A still from Russian Doll. A woman with big curly hear stands in front of a priest in a church, pointing at something out of frame.

Just like Nadia, season two allows Alan, Ruth (Elizabeth Ashley), and Maxine (Greta Lee) to grow and develop in delightful and surprising ways. Alan’s fate is once again tied up with Nadia’s, but their paths diverge and reunite in ways that underscore the importance of playing the long game in television writing. The viewer who allows themselves to get swept up in Russian Doll’s intricate narrative will be richly rewarded, not least because it allows us to spend more time with Maxine outside of her apartment. Putting her in a new setting brings out the best — and the weirdest — in her, and Lee’s comic delivery is stellar throughout the season. It is Nadia’s surrogate mother Ruth, however, who serves as the emotional satellite around whom Nadia orbits. When discussing closure, Ruth tells Nadia, “See, in the end, nothing can absolve us but ourselves.” This self-reliance is ironically dependent on the self-love that Nadia has to learn by accepting Ruth’s love for her; no one can go it alone, but in the end we are all we have. 

It’s the paradox at the heart of the show: you can’t make it through life by only depending on yourself, but in the end, all you can do is depend on yourself. When you reach the final Matryoshka doll, having uncovered all the hidden secrets that came before, you open it up and find…nothing. Just yourself, holding two halves of a wooden doll. Just Nadia, gazing at her own reflection in a bathroom mirror. But in that lies the ultimate secret: it’s just been you, sweet birthday baby, all along. All the steps that fate took on its way to creating the beautiful, horrible mess that is you — all the family, all the friends, all the failures — there’s no way to change any of that. Once you’ve opened the final secret and found only yourself, you have to make peace with it; put the dolls back together again and let go. No matter how hard you try to go back, you can’t fix the past. All you can do is keep moving forward. 

Russian Doll, for all its focus on the past and on fixing time’s mistakes, is a show about the future. That divine dissatisfaction it makes me feel? That’s another way to say hope. It’s a show obsessed with contradictions. The series is sprawling yet compact. It’s about moving forward yet staying in one place for eternity.
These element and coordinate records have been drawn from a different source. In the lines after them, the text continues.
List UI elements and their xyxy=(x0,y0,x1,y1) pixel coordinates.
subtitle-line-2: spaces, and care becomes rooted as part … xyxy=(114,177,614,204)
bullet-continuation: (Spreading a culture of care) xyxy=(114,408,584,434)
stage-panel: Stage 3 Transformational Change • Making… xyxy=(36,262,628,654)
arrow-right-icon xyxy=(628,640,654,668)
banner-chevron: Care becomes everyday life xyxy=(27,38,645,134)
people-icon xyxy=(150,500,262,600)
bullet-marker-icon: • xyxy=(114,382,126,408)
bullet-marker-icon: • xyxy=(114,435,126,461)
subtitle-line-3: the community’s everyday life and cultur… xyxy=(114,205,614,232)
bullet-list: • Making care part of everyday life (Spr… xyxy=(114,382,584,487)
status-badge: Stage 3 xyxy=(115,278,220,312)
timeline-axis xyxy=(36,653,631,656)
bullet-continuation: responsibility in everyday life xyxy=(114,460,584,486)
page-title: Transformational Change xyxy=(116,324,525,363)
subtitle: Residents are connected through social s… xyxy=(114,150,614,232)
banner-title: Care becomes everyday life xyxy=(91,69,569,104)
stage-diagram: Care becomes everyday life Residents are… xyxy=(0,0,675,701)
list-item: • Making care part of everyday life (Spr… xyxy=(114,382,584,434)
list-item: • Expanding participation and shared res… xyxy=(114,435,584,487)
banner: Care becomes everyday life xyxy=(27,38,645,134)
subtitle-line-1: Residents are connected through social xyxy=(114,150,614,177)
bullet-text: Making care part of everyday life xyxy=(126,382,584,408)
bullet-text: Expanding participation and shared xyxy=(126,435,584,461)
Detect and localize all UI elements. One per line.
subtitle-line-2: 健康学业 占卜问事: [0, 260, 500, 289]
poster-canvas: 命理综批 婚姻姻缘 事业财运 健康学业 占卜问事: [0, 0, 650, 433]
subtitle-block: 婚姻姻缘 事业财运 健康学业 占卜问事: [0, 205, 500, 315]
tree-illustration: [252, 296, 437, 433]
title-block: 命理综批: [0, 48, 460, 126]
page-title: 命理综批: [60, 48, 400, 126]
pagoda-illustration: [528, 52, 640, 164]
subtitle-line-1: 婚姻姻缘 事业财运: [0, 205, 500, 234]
It’s a life-affirming show about a character who can’t stop dying. Another contradiction: Russian Doll could easily move forward from this season (and I would trust Lyonne and company to do so brilliantly), or it could end here and be a two-season marvel. Either way, season two of Russian Doll proves that hope is the biggest and messiest contradiction of all: it’s impossible to hold onto, but it’s all we have. So you better not let go of it.